Most of the people in the office were pretty much not in her circle of friends. Well, she no longer had a circle of friends. She kept all people at a distance since sorrow and anger was what she lived with. Her desk was the only one in the office without any Thanksgiving turkey candles or fall leaves. But the one person that raised her attention and got her to talk to herself was now propped against her door opening.
Doug Henderson was in charge of this branch office. Theoretically, she was next in line directly under him. That thought gave her a twitch that she immediately suppressed. Doug was the entire conversation of the women in the break room. At thirty-five or there about and single, he would fit the bill for the cover of
Muscle and Fitness
She looked at him filling her doorway with her usual frown without speaking. She took in the six-foot build of muscle topped by the tight short black hair cut. Striking blue eyes over the constant five o’clock shadow on the square chin made him a combination of handsome and bad boy. Too bad she had given up on men, especially a heart breaker like Doug.

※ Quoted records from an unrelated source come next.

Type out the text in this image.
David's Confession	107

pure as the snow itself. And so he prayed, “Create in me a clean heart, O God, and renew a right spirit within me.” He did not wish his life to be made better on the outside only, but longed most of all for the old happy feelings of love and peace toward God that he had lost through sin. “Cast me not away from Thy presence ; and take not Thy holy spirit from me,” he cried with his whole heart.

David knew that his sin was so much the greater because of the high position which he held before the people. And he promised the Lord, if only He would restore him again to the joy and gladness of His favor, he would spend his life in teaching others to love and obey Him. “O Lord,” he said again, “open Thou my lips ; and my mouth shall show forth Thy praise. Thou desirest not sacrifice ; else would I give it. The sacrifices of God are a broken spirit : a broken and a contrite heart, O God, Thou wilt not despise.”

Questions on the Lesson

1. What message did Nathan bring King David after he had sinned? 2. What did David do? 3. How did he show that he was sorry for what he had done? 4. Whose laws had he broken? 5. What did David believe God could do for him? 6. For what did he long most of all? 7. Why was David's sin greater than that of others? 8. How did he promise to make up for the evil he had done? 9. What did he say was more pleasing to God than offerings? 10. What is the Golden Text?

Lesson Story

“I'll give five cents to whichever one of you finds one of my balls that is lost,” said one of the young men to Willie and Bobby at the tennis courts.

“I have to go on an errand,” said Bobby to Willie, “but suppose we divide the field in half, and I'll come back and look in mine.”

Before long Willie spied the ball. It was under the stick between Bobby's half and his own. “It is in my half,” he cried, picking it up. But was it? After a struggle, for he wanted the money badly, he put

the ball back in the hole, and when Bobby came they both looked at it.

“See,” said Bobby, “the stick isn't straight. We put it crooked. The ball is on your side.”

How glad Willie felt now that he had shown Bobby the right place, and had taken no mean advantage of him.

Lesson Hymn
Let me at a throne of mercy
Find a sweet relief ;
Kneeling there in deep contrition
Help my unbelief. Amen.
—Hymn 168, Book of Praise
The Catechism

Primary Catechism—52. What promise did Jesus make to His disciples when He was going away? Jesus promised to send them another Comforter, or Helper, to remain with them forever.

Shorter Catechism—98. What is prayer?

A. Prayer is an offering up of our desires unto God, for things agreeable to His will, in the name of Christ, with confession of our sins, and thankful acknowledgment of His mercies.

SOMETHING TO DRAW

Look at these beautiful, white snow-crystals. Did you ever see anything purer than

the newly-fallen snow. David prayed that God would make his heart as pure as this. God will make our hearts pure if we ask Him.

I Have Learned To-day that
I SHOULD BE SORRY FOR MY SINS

Gigi took a breath, careful not to let him see that his presence disturbed her. She slowly sat back, waiting for him to talk first. His body seemed to fill her little office and she resented it. She liked the fact that she had a small private room, but she didn’t like the fact that when someone came in they blocked her exit, especially Doug.
She finally had to say something since she couldn’t stand his stare. “Can I help you?”
His smile made her shift in her chair. She felt he was always on the verge of flirting or innuendos, but was just not quite over the line. She had a feeling that he was pushing her, but she wasn’t sure why.
Finally, without moving, he spoke in that deep voice of his. “No holiday trimmings in your office?”
She glanced at her clean desk with all the papers stacked in neat rows. “I don’t do holidays.”
He raised an eyebrow. “That is unusual, but PC says we can’t question such things so I will let that statement sit for a while. Speaking of holidays, we have the company Christmas party coming up. We invite everyone, regardless of their religious beliefs, because we don’t make it anything more than a company party. But guess what—it falls on your shoulders to plan it. Find somewhere that all thirty of us can go for the evening with food and drinks.”